Decisions You Can Return

  1. deny / block: Hard stop. Halts the turn with a policy violation. The primary tool for workspace safety.
  2. stop: Mission complete. Shuts down the entire agent loop — use when a goal is reached or fatal drift is detected.
  3. ask: Confirmation bridge. Exclusive to BeforeTool, this triggers an interactive TUI dialog (Proceed Once / Proceed Always / Cancel).

Section 3: Practical Hardening Patterns

1. Workspace Scoping

Prevent the agent from wandering into unrelated projects:

  • HUD injection: Use BeforeAgent to inject the active project key into every prompt.
  • Path gating: Use BeforeTool to intercept filesystem operations. If the target path is outside the project scope, return decision: "ask" with a warning.
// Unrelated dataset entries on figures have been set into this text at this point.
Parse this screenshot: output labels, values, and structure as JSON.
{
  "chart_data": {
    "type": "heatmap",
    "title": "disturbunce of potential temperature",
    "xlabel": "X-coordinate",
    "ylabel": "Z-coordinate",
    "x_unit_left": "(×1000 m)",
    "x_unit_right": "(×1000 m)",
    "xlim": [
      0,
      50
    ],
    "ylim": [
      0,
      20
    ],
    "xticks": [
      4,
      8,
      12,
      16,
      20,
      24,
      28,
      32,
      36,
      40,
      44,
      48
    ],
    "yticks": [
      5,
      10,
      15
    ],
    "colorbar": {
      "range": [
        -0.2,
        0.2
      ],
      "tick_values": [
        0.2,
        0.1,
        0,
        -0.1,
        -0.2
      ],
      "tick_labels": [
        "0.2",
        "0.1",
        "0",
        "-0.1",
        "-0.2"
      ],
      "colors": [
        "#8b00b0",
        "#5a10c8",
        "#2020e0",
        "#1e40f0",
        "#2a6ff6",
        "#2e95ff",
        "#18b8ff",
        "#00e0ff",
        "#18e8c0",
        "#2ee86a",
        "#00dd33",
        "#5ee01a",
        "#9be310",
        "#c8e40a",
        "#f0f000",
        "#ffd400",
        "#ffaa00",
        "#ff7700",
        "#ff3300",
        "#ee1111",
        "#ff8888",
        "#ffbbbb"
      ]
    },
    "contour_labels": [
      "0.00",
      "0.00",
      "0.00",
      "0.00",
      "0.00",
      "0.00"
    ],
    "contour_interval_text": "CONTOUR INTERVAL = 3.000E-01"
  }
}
2. Fast-Path Synthetic Injection

Not every command needs chain-of-thought reasoning. Use BeforeModel to detect known intents (e.g., /compact) and return a synthetic response immediately:

{
  "hookSpecificOutput": {
    "llm_response": {
      "candidates": [{
        "content": {
          "role": "model",
          "parts": ["Compaction complete. Session distilled."]
        }
      }]
    }
  }
}

This saves tokens and latency for operations that don’t need reasoning.


What’s Next: Beyond the Terminal

While the CLI hook system is powerful for terminal workflows, the next step is a desktop-native interface. The idea: a Tauri app (Rust + React) that acts as an observation deck for the agent loop, with a Python/Node bridge maintaining the SDK session and a filesystem watcher keeping state in sync.

The key constraints:

  • No private database — if it’s not in the registry as JSON/Markdown, it doesn’t exist.
  • Stateless frontend — the UI is a view of the bridge’s state. Crash and restart should restore everything.
  • Every UI action displays the underlying shell command in a log console. Transparency is non-negotiable.

That’s still in the design phase, but the hook architecture makes it possible.